The 33-year-old most recently presented the BBC red button coverage of the London Mini-Marathon. Akinwolere also hosted Queen Elizabeth II to celebrate 50 years of Blue Peter, the most established children’s programme in the country. He also presented a ceremony in the presence of Pope Benedict XVI during his tour of the United Kingdom in September 2010. He is currently working on programme ideas with BBC Switch and BBC 2.
Speaking on why he made the switch, he revealed he and his parents came up with the name when he was aged eight.”From there, through school and into adulthood – where I got my first big telly break as a Blue Peter presenter – I was ‘Andy’ and fine with it,” he wrote in the Huffington Post. “Recently though I started to rethink that decision. Whenever I travelled abroad colleagues or friends would spot my travel documents and comment on my name saying: ‘That’s a sick name! Why don’t you use that?’

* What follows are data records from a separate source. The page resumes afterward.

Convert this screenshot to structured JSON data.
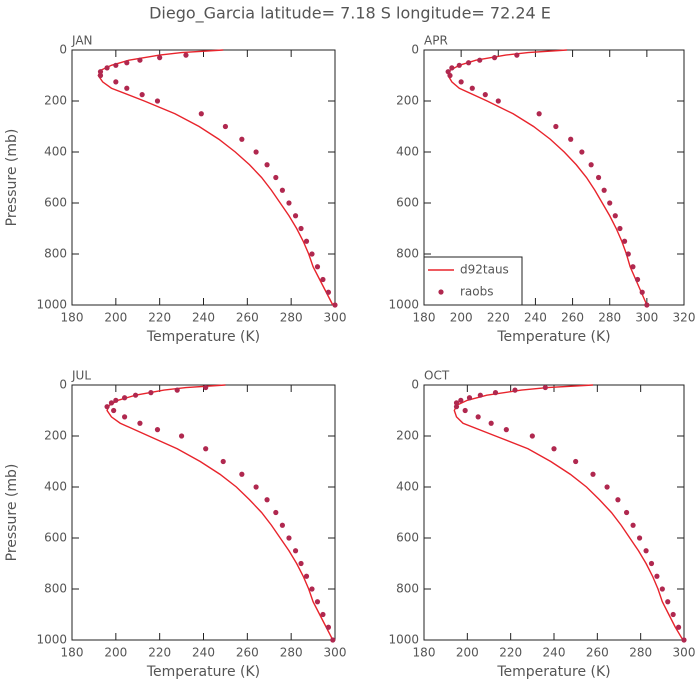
{
  "title": "Diego_Garcia  latitude= 7.18 S longitude= 72.24 E",
  "chart_data": [
    {
      "type": "line",
      "panel_label": "JAN",
      "xlabel": "Temperature (K)",
      "ylabel": "Pressure (mb)",
      "xlim": [
        180,
        300
      ],
      "xticks": [
        180,
        200,
        220,
        240,
        260,
        280,
        300
      ],
      "ylim": [
        1000,
        0
      ],
      "yticks": [
        0,
        200,
        400,
        600,
        800,
        1000
      ],
      "grid": false,
      "series": [
        {
          "style": "line",
          "color": "#e8242c",
          "x": [
            299,
            296,
            293,
            290,
            288,
            285.5,
            282.5,
            279,
            275,
            271,
            266.5,
            261,
            254.5,
            247,
            238,
            227,
            213,
            198,
            194,
            192,
            193,
            198,
            206,
            220,
            230,
            249
          ],
          "y": [
            1000,
            950,
            900,
            850,
            800,
            750,
            700,
            650,
            600,
            550,
            500,
            450,
            400,
            350,
            300,
            250,
            200,
            150,
            125,
            100,
            80,
            60,
            40,
            20,
            10,
            0
          ]
        },
        {
          "style": "marker",
          "color": "#b0284f",
          "x": [
            300,
            297,
            294.5,
            292,
            289.5,
            287,
            284.5,
            282,
            279,
            276,
            273,
            269,
            264,
            257.5,
            250,
            239,
            219,
            212,
            205,
            200,
            193,
            193,
            196,
            200,
            205,
            211,
            220,
            232
          ],
          "y": [
            1000,
            950,
            900,
            850,
            800,
            750,
            700,
            650,
            600,
            550,
            500,
            450,
            400,
            350,
            300,
            250,
            200,
            175,
            150,
            125,
            100,
            85,
            70,
            60,
            50,
            40,
            30,
            20
          ]
        }
      ]
    },
    {
      "type": "line",
      "panel_label": "APR",
      "xlabel": "Temperature (K)",
      "xlim": [
        180,
        320
      ],
      "xticks": [
        180,
        200,
        220,
        240,
        260,
        280,
        300,
        320
      ],
      "ylim": [
        1000,
        0
      ],
      "yticks": [
        0,
        200,
        400,
        600,
        800,
        1000
      ],
      "grid": false,
      "legend": "lower left",
      "series": [
        {
          "name": "d92taus",
          "style": "line",
          "color": "#e8242c",
          "x": [
            300,
            297,
            294,
            291,
            289,
            286.5,
            283.5,
            280,
            276,
            272,
            267.5,
            262,
            255.5,
            248,
            239,
            228,
            214,
            199,
            195,
            193,
            194,
            199,
            208,
            224,
            236,
            257
          ],
          "y": [
            1000,
            950,
            900,
            850,
            800,
            750,
            700,
            650,
            600,
            550,
            500,
            450,
            400,
            350,
            300,
            250,
            200,
            150,
            125,
            100,
            80,
            60,
            40,
            20,
            10,
            0
          ]
        },
        {
          "name": "raobs",
          "style": "marker",
          "color": "#b0284f",
          "x": [
            300,
            297.5,
            295,
            292.5,
            290,
            288,
            285.5,
            283,
            280,
            277,
            274,
            270,
            265,
            259,
            251,
            242,
            220,
            213,
            206,
            200,
            194,
            193,
            195,
            199,
            204,
            210,
            218,
            230
          ],
          "y": [
            1000,
            950,
            900,
            850,
            800,
            750,
            700,
            650,
            600,
            550,
            500,
            450,
            400,
            350,
            300,
            250,
            200,
            175,
            150,
            125,
            100,
            85,
            70,
            60,
            50,
            40,
            30,
            20
          ]
        }
      ]
    },
    {
      "type": "line",
      "panel_label": "JUL",
      "xlabel": "Temperature (K)",
      "ylabel": "Pressure (mb)",
      "xlim": [
        180,
        300
      ],
      "xticks": [
        180,
        200,
        220,
        240,
        260,
        280,
        300
      ],
      "ylim": [
        1000,
        0
      ],
      "yticks": [
        0,
        200,
        400,
        600,
        800,
        1000
      ],
      "grid": false,
      "series": [
        {
          "style": "line",
          "color": "#e8242c",
          "x": [
            299,
            296,
            293,
            290,
            288,
            285.5,
            282.5,
            279,
            275,
            271,
            266.5,
            261,
            255,
            247.5,
            238.5,
            228,
            215,
            202,
            198,
            196,
            197,
            201,
            209,
            222,
            232,
            250
          ],
          "y": [
            1000,
            950,
            900,
            850,
            800,
            750,
            700,
            650,
            600,
            550,
            500,
            450,
            400,
            350,
            300,
            250,
            200,
            150,
            125,
            100,
            80,
            60,
            40,
            20,
            10,
            0
          ]
        },
        {
          "style": "marker",
          "color": "#b0284f",
          "x": [
            299,
            297,
            294.5,
            292,
            289.5,
            287,
            284.5,
            282,
            279,
            276,
            273,
            269,
            264,
            257.5,
            249,
            241,
            230,
            219,
            211,
            204,
            199,
            196,
            198,
            200,
            204,
            209,
            216,
            228,
            241
          ],
          "y": [
            1000,
            950,
            900,
            850,
            800,
            750,
            700,
            650,
            600,
            550,
            500,
            450,
            400,
            350,
            300,
            250,
            200,
            175,
            150,
            125,
            100,
            85,
            70,
            60,
            50,
            40,
            30,
            20,
            10
          ]
        }
      ]
    },
    {
      "type": "line",
      "panel_label": "OCT",
      "xlabel": "Temperature (K)",
      "xlim": [
        180,
        300
      ],
      "xticks": [
        180,
        200,
        220,
        240,
        260,
        280,
        300
      ],
      "ylim": [
        1000,
        0
      ],
      "yticks": [
        0,
        200,
        400,
        600,
        800,
        1000
      ],
      "grid": false,
      "series": [
        {
          "style": "line",
          "color": "#e8242c",
          "x": [
            299.5,
            296,
            293,
            290,
            288,
            285.5,
            282.5,
            279,
            275,
            271,
            266.5,
            261,
            255,
            247.5,
            238.5,
            228,
            213,
            198,
            195,
            194,
            195,
            200,
            209,
            225,
            237,
            258
          ],
          "y": [
            1000,
            950,
            900,
            850,
            800,
            750,
            700,
            650,
            600,
            550,
            500,
            450,
            400,
            350,
            300,
            250,
            200,
            150,
            125,
            100,
            80,
            60,
            40,
            20,
            10,
            0
          ]
        },
        {
          "style": "marker",
          "color": "#b0284f",
          "x": [
            300,
            297.5,
            295,
            292.5,
            290,
            287.5,
            285,
            282.5,
            279.5,
            276.5,
            273.5,
            269.5,
            264.5,
            258,
            250,
            240,
            230,
            218,
            211,
            205,
            199,
            195,
            195,
            197,
            201,
            206,
            213,
            222,
            236
          ],
          "y": [
            1000,
            950,
            900,
            850,
            800,
            750,
            700,
            650,
            600,
            550,
            500,
            450,
            400,
            350,
            300,
            250,
            200,
            175,
            150,
            125,
            100,
            85,
            70,
            60,
            50,
            40,
            30,
            20,
            10
          ]
        }
      ]
    }
  ]
}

“They meant it was a great name of course and they were right. Andy is too and it means a lot to me – my parents are Catholic and named me after St Andrew, so there’s a significance to it – but Odunayo is my first name and means ‘Year of joy’ in my first language, Yoruba.
“It sounds much more interesting, it’s different and that’s something to be celebrated.”
“Why should we ‘anglicise’ ourselves to blend in? Growing up in Birmingham which is home to 187 different nationalities, the diversity is incredible – it wouldn’t be the same if everyone was called John and Bob!”
In 2011, Akinwolere has set two world records for swimming in one of the deepest stretches of water on the planet. He swam five miles across the Palau Trench, an 8,000-metre deep abyss in the Pacific Ocean. He is the first person to swim across the deepest part of the trench, and now holds the record for the deepest location for an open water swim. He took three and a half hours to complete his swim. His records were verified by the World Open Water Swimming Association. “It’s an absolute triumph to have completed this swim, after having had just over 10 weeks of swimming training, I still cannot believe how far I’ve come. I could not swim a length before this and now I have swum over one of the deepest parts of the world. “All the hours of gruelling training will be worth it if my challenge inspires more children from ethnic minorities to learn to swim,” he said.
In 2008 and 2010 Ayo Akinwolere was nominated for Presenter of the year at BAFTA Children’s Award.